…i can’t wait until we all, like making our own music today, for pretty much nobody else left to enjoy but our oh so opinionated selves, we all gonna make our own movies tomorrow, for pretty much nobody else left to enjoy but our oh so opinionated selves…
no agendas left to consume, no dogmas left to consume, nothing left to consume…full circle, press start again…on the day after tomorrow…which is another long forgotten as bad as great movie that was made short before the uberdiversification curse started to strangle all seeds of fandom…
What do you think about this list and (very brief) thesis about the “neo-expressionist” style in studio movies from the early 1980s to the mid 2000s? Could this be something the OP and others feel has changed in more recent films. (Via the lastest episode of the Weird Studies podcast.)

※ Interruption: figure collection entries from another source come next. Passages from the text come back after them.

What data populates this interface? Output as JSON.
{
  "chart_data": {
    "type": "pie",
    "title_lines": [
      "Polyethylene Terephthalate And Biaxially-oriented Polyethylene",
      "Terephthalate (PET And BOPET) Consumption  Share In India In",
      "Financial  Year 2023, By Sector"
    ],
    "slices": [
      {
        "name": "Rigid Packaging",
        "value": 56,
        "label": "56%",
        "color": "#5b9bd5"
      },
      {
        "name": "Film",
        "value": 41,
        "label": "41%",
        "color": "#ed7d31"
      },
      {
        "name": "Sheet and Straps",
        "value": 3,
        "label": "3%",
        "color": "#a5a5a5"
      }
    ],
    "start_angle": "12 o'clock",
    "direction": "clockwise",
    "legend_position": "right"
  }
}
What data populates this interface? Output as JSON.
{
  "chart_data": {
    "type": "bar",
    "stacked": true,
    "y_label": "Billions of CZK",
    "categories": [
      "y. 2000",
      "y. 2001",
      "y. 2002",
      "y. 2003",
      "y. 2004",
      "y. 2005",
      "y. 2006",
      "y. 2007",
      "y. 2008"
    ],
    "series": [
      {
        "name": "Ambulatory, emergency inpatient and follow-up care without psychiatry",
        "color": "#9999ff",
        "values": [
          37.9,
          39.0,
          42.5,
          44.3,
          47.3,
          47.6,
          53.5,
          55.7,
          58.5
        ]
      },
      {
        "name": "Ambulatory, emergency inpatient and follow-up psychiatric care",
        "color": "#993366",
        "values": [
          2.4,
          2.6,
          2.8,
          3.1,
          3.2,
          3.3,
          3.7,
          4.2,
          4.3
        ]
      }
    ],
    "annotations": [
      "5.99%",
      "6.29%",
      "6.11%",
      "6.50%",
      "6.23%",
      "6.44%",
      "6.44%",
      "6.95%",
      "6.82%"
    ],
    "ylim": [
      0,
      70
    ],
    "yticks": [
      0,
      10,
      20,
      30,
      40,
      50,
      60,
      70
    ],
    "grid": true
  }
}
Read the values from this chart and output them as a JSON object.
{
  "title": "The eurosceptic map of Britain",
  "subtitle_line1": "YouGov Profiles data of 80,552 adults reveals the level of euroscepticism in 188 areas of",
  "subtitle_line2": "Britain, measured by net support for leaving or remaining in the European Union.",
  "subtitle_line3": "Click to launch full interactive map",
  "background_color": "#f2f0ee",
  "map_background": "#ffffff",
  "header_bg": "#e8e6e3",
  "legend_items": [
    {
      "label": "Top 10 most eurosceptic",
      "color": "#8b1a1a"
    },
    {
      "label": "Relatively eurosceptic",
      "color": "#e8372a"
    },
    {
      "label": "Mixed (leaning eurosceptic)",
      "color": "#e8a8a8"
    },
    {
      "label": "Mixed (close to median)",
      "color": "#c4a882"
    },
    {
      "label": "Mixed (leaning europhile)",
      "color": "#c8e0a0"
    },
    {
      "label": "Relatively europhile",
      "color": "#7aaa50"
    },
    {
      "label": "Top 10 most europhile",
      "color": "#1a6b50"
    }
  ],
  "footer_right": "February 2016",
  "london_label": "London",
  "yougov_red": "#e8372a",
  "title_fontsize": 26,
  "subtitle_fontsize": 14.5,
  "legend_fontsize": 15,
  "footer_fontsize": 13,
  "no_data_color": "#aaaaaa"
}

Green screen and CGI are kind of the villains there, which isn’t saying anything new I suppose. But while it’s not a list consisting entirely of what I would consider to be “good” movies, there might be something about what we think of as the film experience, what we expect a MOVIE to be.
I’m really looking forward to the new Alex Garland movie, Civil War. Annihilation and Ex Machina are modern sci-fi classics, so I have high hopes (although the less said about Men, the better)
All Of Us Strangers, Zone Of Interest, Poor Things just recently on the cinema are as good as anything on that list - it is probably a golden age for brilliant films the last few years if I think of everything I have seen at the cinema and on Mubi etc… probably a bit like listening to pop music on the radio and saying modern music is rubbish unless you have watched a lot of films and genuinely are not into watching films anymore.
I agree, show dont tell, super movie, really artsy with the colors and mythology presented. Narrative in picture was well executed. Acting was fine too.
Her was great. It reminded me a lot of Solaris (1972) so I wasn’t amazed by it to be honest. But Ex Machina and Her are much better than 95% of the movies come out since then. In fact, with the AI and all the other hype, they would be much more popular if they came out today. They are also good examples of good writing, acting and FX with limited budget.
“Upgrade” is another really good example similar to these.
hot take: Villeneuve movies (including the new dunes) have an aesthetic of sophistication that appeals to the college educated middle class but are substantively just as empty as any other Hollywood blockbuster. First half of Lynch’s dune is still more interesting than anything Denis ever made.
What he did was to simplify the book(s) as much as possible so that it was easier for the average punter to understand what was happening, and then married that to a lot of very nice cinematic shots. I think he’ll keep it to a trilogy and tie it up in a bow, before we see LETO2 become a sandworm symbiote.
I like the idea of Annihilation more than the execution, the dialog was super clunky in places and the editing was not a “good” kind of disjointed, IMO. I wanted to like it more than i did.